Thursday, April 13, 2006




[leah beeferman]

come take a look at Leah Beeferman's gowanus,
"a map of history, fact & fantasy" about the gowanus canal neighborhood in brooklyn.

it’s a lovely map, full of cool details, her site has a larger, downloaded version that you can print out and imagine the place with. “Washington Park, formerly located at roughly 3rd Ave, between 1st and 3rd Streets, was the home of the Brooklyn Dodgers (then called the Superbas) from 1898 – 1912, the Dodgers then moved to their famous next stadium, Ebbets Field, before relocating to Los Angeles. All that remains of Washington Park is the wall, which – although it has been painted over – still stands along 3rd Avenue.”

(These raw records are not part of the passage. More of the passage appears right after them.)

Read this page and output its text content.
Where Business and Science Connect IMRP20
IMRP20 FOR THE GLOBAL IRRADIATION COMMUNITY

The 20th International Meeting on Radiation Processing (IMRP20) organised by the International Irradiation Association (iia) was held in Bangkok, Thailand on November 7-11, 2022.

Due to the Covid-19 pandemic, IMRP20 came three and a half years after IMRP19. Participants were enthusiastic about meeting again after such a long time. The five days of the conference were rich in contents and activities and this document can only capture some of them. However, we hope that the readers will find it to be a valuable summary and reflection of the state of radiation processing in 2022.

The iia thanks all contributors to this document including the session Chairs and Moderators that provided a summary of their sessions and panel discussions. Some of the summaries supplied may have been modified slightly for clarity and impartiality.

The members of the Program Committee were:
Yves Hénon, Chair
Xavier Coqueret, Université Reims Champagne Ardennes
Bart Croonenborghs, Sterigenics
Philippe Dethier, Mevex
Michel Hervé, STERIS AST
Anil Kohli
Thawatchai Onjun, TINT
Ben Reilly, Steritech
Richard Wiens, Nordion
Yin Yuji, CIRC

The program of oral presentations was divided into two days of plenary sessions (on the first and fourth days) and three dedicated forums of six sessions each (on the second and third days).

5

this map feels like a many things at one time - a sketchbook, an afternoon of coffee and wandering around with a friend, and visual/anecdotal history of a place, it feels, you know, real...


[sam flores]

there are so many layers to a place, hard and soft layers, who lived here, what used to be here, things come in, things vanish without a trace, all the time, you really have to literally read the sidewalk to learn about a place’s history – different textures, for example, indicate the original size of a street, give clues about what kind of place a neighborhood once was.

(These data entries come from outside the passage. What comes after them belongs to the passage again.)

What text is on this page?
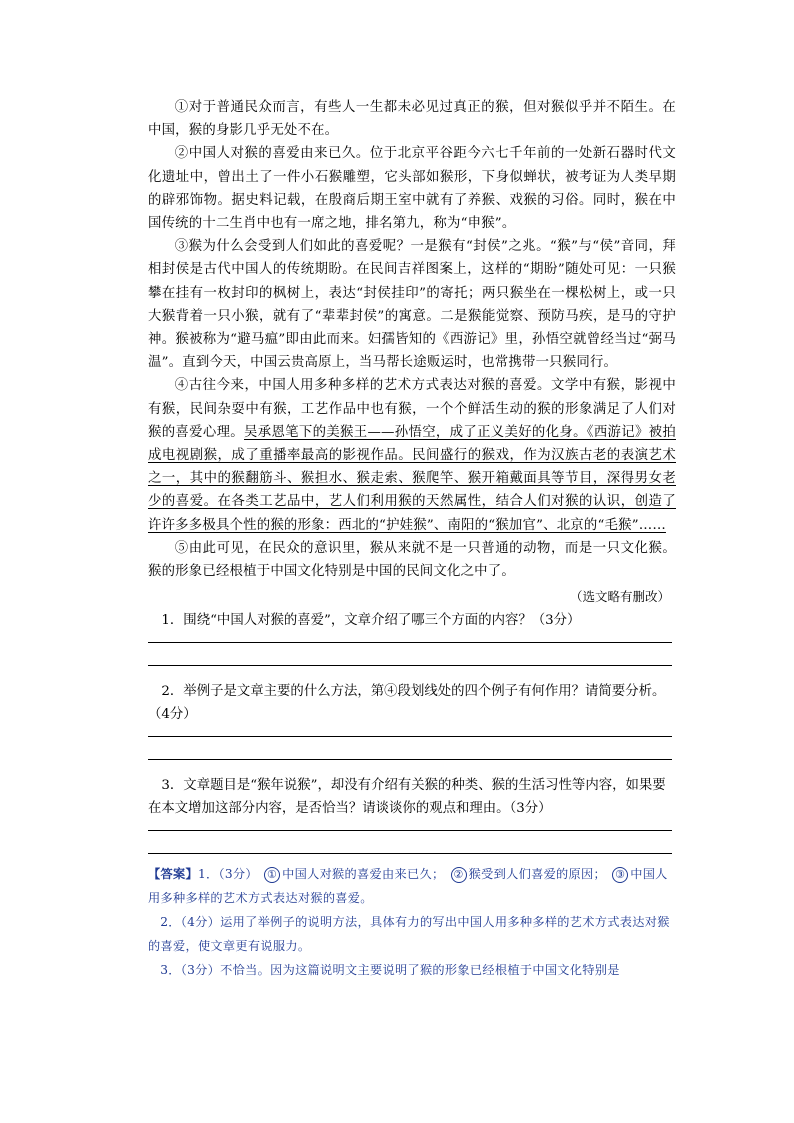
①对于普通民众而言，有些人一生都未必见过真正的猴，但对猴似乎并不陌生。在中国，猴的身影几乎无处不在。

②中国人对猴的喜爱由来已久。位于北京平谷距今六七千年前的一处新石器时代文化遗址中，曾出土了一件小石猴雕塑，它头部如猴形，下身似蝉状，被考证为人类早期的辟邪饰物。据史料记载，在殷商后期王室中就有了养猴、戏猴的习俗。同时，猴在中国传统的十二生肖中也有一席之地，排名第九，称为“申猴”。

③猴为什么会受到人们如此的喜爱呢？一是猴有“封侯”之兆。“猴”与“侯”音同，拜相封侯是古代中国人的传统期盼。在民间吉祥图案上，这样的“期盼”随处可见：一只猴攀在挂有一枚封印的枫树上，表达“封侯挂印”的寄托；两只猴坐在一棵松树上，或一只大猴背着一只小猴，就有了“辈辈封侯”的寓意。二是猴能觉察、预防马疾，是马的守护神。猴被称为“避马瘟”即由此而来。妇孺皆知的《西游记》里，孙悟空就曾经当过“弼马温”。直到今天，中国云贵高原上，当马帮长途贩运时，也常携带一只猴同行。

④古往今来，中国人用多种多样的艺术方式表达对猴的喜爱。文学中有猴，影视中有猴，民间杂耍中有猴，工艺作品中也有猴，一个个鲜活生动的猴的形象满足了人们对猴的喜爱心理。吴承恩笔下的美猴王——孙悟空，成了正义美好的化身。《西游记》被拍成电视剧猴，成了重播率最高的影视作品。民间盛行的猴戏，作为汉族古老的表演艺术之一，其中的猴翻筋斗、猴担水、猴走索、猴爬竿、猴开箱戴面具等节目，深得男女老少的喜爱。在各类工艺品中，艺人们利用猴的天然属性，结合人们对猴的认识，创造了许许多多极具个性的猴的形象：西北的“护娃猴”、南阳的“猴加官”、北京的“毛猴”……

⑤由此可见，在民众的意识里，猴从来就不是一只普通的动物，而是一只文化猴。猴的形象已经根植于中国文化特别是中国的民间文化之中了。

（选文略有删改）

1．围绕“中国人对猴的喜爱”，文章介绍了哪三个方面的内容？（3分）

2．举例子是文章主要的什么方法，第④段划线处的四个例子有何作用？请简要分析。（4分）

3．文章题目是“猴年说猴”，却没有介绍有关猴的种类、猴的生活习性等内容，如果要在本文增加这部分内容，是否恰当？请谈谈你的观点和理由。（3分）

【答案】1．（3分） ① 中国人对猴的喜爱由来已久； ② 猴受到人们喜爱的原因； ③ 中国人用多种多样的艺术方式表达对猴的喜爱。

2．（4分）运用了举例子的说明方法，具体有力的写出中国人用多种多样的艺术方式表达对猴的喜爱，使文章更有说服力。

3．（3分）不恰当。因为这篇说明文主要说明了猴的形象已经根植于中国文化特别是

and the softness a city, not buildings nor bones but the spaces in between, the morsels made for us, living in rhythm, losing our breaths. between the stanzas of telephone lines... a calligraphy of pigeons swirling above us in fading ink, the breakbeats of the marketplace, earrings, beads, and butchers, twinkling and cleaving in synch, the ghost stories we hear about... “that blue building, with the balconies, they say it’s haunted, you know... think about it... why else would there be a temple nearby?” and, of course, under all this, concrete, gravel, piping, electrical lines, and deeper still, infill. all of this was water once.